Aktien handeln lernen: Alle Tipps, Risiko, Gebühren & Kosten zum Aktienhandel für Anfänger finden Sie hier! Informieren Sie sich vor dem Trading online, um erfolgreich zu investieren!

Aktienhandel lernen

Online Broker beim Aktienhandel mit binären Optionen
Online Broker – Quelle: bigstock.at, ID: 54559502

Aktien sind die Stars an der Börse und wohl die Art von Wertpapier, an die der Bürger als erstes denkt, wenn es um Börse geht. Wenn man Aktien eines Unternehmens kauft, dann erwirbt man Anteile an jenem Unternehmen, das bedeutet, man ist Miteigentümer der Firma und zwar zu so viel Prozent, wie man Aktien gekauft hat im Verhältnis zu der Gesamtzahl, die existiert. Bei einem Kauf von 20 Aktien wären das, wenn insgesamt 150 000 Aktien dieses Unternehmens existieren, 0,013%.

Daneben symbolisiert jede Aktie eine Stimme, welche man auf der jährlichen Hauptversammlung zur Geltung bringen kann bei diversen Abstimmungen. Erklärt sich das Unternehmen des Weiteren dazu bereit, einen Teil seiner Gewinne auszuschütten, so erhält man als Miteigentümer eine sogenannte Dividende.
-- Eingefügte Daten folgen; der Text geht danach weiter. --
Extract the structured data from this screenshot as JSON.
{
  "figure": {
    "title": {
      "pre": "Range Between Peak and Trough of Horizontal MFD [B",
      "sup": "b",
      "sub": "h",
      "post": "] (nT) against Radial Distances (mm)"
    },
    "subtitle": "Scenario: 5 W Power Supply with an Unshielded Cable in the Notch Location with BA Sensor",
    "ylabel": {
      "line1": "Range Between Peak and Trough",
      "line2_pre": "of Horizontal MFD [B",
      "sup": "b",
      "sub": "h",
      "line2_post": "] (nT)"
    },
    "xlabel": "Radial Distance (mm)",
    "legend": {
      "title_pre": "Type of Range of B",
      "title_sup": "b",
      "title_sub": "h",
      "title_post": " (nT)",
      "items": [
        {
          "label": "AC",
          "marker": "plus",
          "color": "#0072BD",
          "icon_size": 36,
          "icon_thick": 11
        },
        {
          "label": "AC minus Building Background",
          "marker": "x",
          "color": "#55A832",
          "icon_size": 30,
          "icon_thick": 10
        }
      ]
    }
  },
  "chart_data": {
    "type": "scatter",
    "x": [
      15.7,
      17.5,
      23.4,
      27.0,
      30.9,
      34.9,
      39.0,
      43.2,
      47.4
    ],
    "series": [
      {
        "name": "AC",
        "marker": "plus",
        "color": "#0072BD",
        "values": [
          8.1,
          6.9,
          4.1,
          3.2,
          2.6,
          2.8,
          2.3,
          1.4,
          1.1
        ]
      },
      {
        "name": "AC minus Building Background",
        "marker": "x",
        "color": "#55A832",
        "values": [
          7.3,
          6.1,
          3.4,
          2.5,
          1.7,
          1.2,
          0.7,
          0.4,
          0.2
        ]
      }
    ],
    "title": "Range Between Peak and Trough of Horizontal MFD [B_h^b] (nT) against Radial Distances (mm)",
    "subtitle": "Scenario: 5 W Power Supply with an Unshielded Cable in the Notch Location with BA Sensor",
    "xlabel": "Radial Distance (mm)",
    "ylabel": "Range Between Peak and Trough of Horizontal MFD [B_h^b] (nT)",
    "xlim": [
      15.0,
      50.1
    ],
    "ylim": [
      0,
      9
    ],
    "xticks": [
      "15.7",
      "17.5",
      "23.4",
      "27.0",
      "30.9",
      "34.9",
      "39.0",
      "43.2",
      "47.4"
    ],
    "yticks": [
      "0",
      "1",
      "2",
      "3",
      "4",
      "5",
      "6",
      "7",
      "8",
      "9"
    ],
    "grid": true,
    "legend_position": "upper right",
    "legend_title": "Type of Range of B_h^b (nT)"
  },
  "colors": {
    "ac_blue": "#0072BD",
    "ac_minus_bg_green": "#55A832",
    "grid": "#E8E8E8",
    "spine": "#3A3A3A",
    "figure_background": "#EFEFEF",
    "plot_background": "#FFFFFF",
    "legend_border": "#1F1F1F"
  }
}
Online-Broker und Trader im Vergleich

Die besten Online-Broker in Österreich sind CapTrader und die Hello bank. Entscheiden Sie sich für seriöse Anbieter und recherchieren Sie vorab nach Erfahrungsberichten und Bewertungen von Usern dieser Broker im Internet.

Wie funktioniert der Handel mit Aktien?

Um Aktien zu kaufen bzw. zu verkaufen, ist die Börse notwendig. Die Börse ist sich vorzustellen wie ein sehr großer Markt, auf welchem unterschiedlichste Sachen gehandelt werden. Wie es bei einem Markt üblich ist, bestimmen Nachfrage und Angebot den Preis.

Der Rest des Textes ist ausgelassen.